Ruddyford was driven like a wedge into that stony wilderness beneath the Moor's north-western ramparts. White Hill sheltered it from the west; the flank of Ger Tor sloped easterly; to the south flowed Tavy through fertile tilth, grey hamlets, and green woods. Only northward was little immediate shelter; and upon the north Daniel Brendon opened his eyes when dawned the first day of his new life.
His chamber window showed him the glitter of a soaking world spread under grey of dawn. His little room was sparsely furnished, and the whitewashed walls were naked. He dressed, prayed, then turned to a wooden box and unpacked his few possessions. He stowed his clothes in a yellow chest-of-drawers with white china handles; his desk he put in the window, on a deep sill, the breadth of the wall. His boots and a pair of felt slippers he placed in a row. Some pictures remained. One represented his father and mother, both six years dead. The photograph was smeared with yellow, but the stain had missed the faces. An old, dogged man, in his Sunday black, sat in a chair and stared stolidly at the beholder; beside him stood a thin, tall woman of anxious eyes and gentle mouth. The face of the man explained the expression of his wife. This picture Daniel hung up on a nail; and beside it he placed another—the portrait of his only sister. There had been but two of them. His sister resembled her mother, and was married to a small tradesman at Plymouth. Her health caused Daniel uneasiness, for it was indifferent. Lastly, from the bottom of his box, he took an illuminated text, and set it over the head of his bed. His father had given it to him.
"The fear of the Lord is the beginning of Wisdom."
Daniel often reflected that at least he might claim the beginning of wisdom, for greatly he feared.

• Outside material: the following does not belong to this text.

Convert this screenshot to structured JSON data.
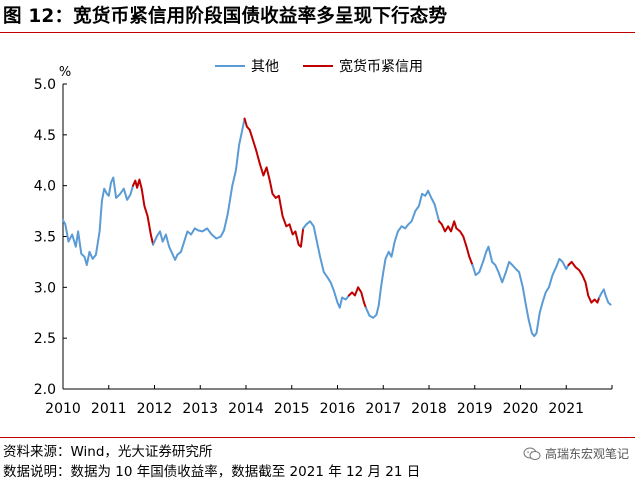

Outwardly Brendon was well made, and handsome on a mighty scale. If he ever gloried it was in his strength. He stood four inches over six feet, yet, until another was placed beside him, did not appear very tall, by reason of his just proportions. He was a brown man with small, triangular whiskers and a moustache that he cut straight across his lip, like a tooth-brush. The cropped hair on his face spoilt it, for the features were finely moulded, and, in repose, revealed something of the large, soulless, physical beauty of a Greek statue of youth. His mind, after the manner of huge men, moved slowly. His eyes were of the character of a dog's: large, brown, innocent, and trustful, yet capable of flashing into passionate wrath or smouldering with emotion.
A noise, that Daniel made in hammering up his text, brought somebody to the door. It was the man who had welcomed him overnight, and he entered the newcomer's private chamber without ceremony.
"Hold on, my son!" he said. "You'll wake master, then us shall all have a very unrestful day. Mr. Woodrow be a poor sleeper, like his faither afore him, and mustn't be roused till half after seven. He bides in the room below this, so I hope as you'll always go about so gentle of a morning as your gert bulk will let 'e."
"So I will then," said Daniel. "'Tis lucky I've been moving wi'out my boots. I tread that heavy, Mr. Prout."
Old John Prout looked with admiration and some envy at the young man.
"'Tis a great gift of Providence to have such a fine body and such power of arm. But things be pretty evenly divided, when you've wit to see all round 'em. You'll have to go afoot all your life; no horse will ever carry you."